Another solution – the one that I prefer – is that once a package is accepted, we should leave it accepted. Basically we’d treat it as if it was already part of the live repos. This makes sense: since the goal is always to have a consistent set of packages, once a package is accepted as being consistent we shouldn’t mess with that. (Plus, it’s probably about to be pushed by rel-eng anyway, so it’s not unreasonable to treat it as if it already has been pushed live.) So in practice, this means the first test result takes priority, and we just don’t revoke accepted packages. This makes the code simpler and it should mean we get packages being accepted quicker.
To handle this, we need to be able to split the
pending list into two parts:
depcheck treats the packages in
accepted like the packages in the live repos, and doesn’t provide test results for them (obviously – they’ve all passed already!). Only the unapproved
pending packages actually get test results.
This doesn’t lock the packages or anything like that. It can still be removed from
pending by the usual means – obsoleted by the maintainer submitting a newer package, dropped because of bad karma in Bodhi, forcibly removed by rel-eng, etc. Being accepted just means that the package has passed autoqa and is eligible to be pushed by rel-eng – if they see fit.
Timing: more than just the secret to comedy
There’s another wrinkle. The AutoQA system runs all tests independently of each other. This is nice because it means we can run a lot of tests in parallel, but it also means that we can have multiple depcheck tests running at the same time. Which presents a problem: what if there’s two
depcheck tests running at the same time, and one test marks some packages as accepted while the other test is still running? What should the other test do?
This is a classic concurrency problem, and there’s a lot of different possible ways to resolve it – usually involving locking or looping or both. We had a few ideas for simple solutions – for example, we could restart the test if the list of accepted packages changed during the test. Except what if we get stuck in a loop? And also this would change the test results in some cases – so even though it’s the same test and the same packages, the results would be different if Test #1 finishes before Test #2 starts.
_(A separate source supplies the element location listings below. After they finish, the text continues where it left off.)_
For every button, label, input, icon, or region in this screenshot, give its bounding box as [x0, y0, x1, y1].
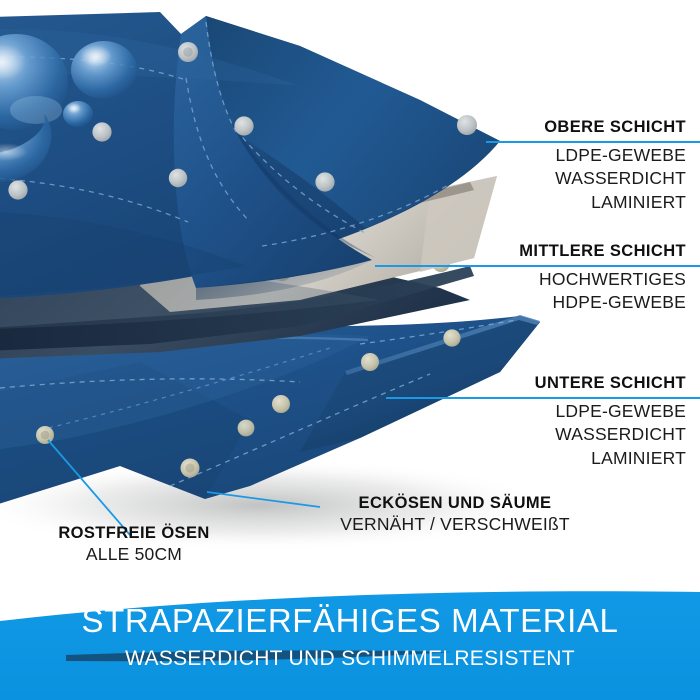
product-illustration — [0, 0, 700, 700]
callout-line-lower-3: LAMINIERT — [535, 447, 686, 470]
callout-heading-middle: MITTLERE SCHICHT — [519, 242, 686, 261]
label-body-corner-seams: VERNÄHT / VERSCHWEIßT — [310, 514, 600, 536]
callout-mittlere-schicht: MITTLERE SCHICHT HOCHWERTIGES HDPE-GEWEB… — [519, 242, 686, 315]
callout-line-upper-2: WASSERDICHT — [544, 167, 686, 190]
label-heading-eyelets: ROSTFREIE ÖSEN — [18, 524, 250, 544]
callout-obere-schicht: OBERE SCHICHT LDPE-GEWEBE WASSERDICHT LA… — [544, 118, 686, 214]
callout-line-upper-1: LDPE-GEWEBE — [544, 144, 686, 167]
bottom-banner — [0, 591, 700, 700]
callout-line-middle-2: HDPE-GEWEBE — [519, 291, 686, 314]
callout-heading-lower: UNTERE SCHICHT — [535, 374, 686, 393]
callout-line-lower-1: LDPE-GEWEBE — [535, 400, 686, 423]
tarpaulin-material-infographic: OBERE SCHICHT LDPE-GEWEBE WASSERDICHT LA… — [0, 0, 700, 700]
callout-untere-schicht: UNTERE SCHICHT LDPE-GEWEBE WASSERDICHT L… — [535, 374, 686, 470]
label-heading-corner-seams: ECKÖSEN UND SÄUME — [310, 494, 600, 514]
label-body-eyelets: ALLE 50CM — [18, 544, 250, 566]
label-rostfreie-oesen: ROSTFREIE ÖSEN ALLE 50CM — [18, 524, 250, 566]
label-eckoesen-und-saeume: ECKÖSEN UND SÄUME VERNÄHT / VERSCHWEIßT — [310, 494, 600, 536]
callout-line-lower-2: WASSERDICHT — [535, 423, 686, 446]
callout-heading-upper: OBERE SCHICHT — [544, 118, 686, 137]
callout-line-middle-1: HOCHWERTIGES — [519, 268, 686, 291]
callout-line-upper-3: LAMINIERT — [544, 191, 686, 214]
Why should test timing affect the test results?
After a lot of whiteboard sketching and hand-wringing and test code, we realized that the simplest solution is: just don’t run
depcheck tests in parallel. (At least, not tests for the same release – we can still run depchecks for Fedora 13 alongside Fedora 14 tests, since they don’t interact at all.) True, this is less efficient, but the current runtime for a
depcheck test is something like 50-60 seconds. During our busiest time ever, we pushed 1300 updates through Bodhi in a month. This works out to 43 updates a day – or somewhere between 35 and 45 minutes of depcheck test time daily, on average. Even if we had a huge burst of updates – say 250 updates submitted simultaneously – and for some reason depcheck takes 10x longer than I expect, rel-eng only pushes updates once a day anyway! So by the time of the first rel-eng push we’d have processed ~144 of the updates, and the rest would be done the next day. So even in a worst-case scenario the outcome is: Less than half of the updates get delayed by one day. That’s it!
In the future we will definitely want to figure out a general strategy for handling tests that want to share information and need some locking/concurrency magic. But this turns out to be unnecessary for
depcheck to function correctly and quickly. So we’ll leave it alone. For now.
So what’s left?
Not much! We should be ready to start running
depcheck on new updates – in a purely informative manner – in the next couple of days. And once we’re pretty sure the results are right, we’ll start work to make Bodhi only show accepted updates to rel-eng. If it all works as it should, we should able to use this info to keep broken updates from getting into the live repos ever again. Won’t that be nice?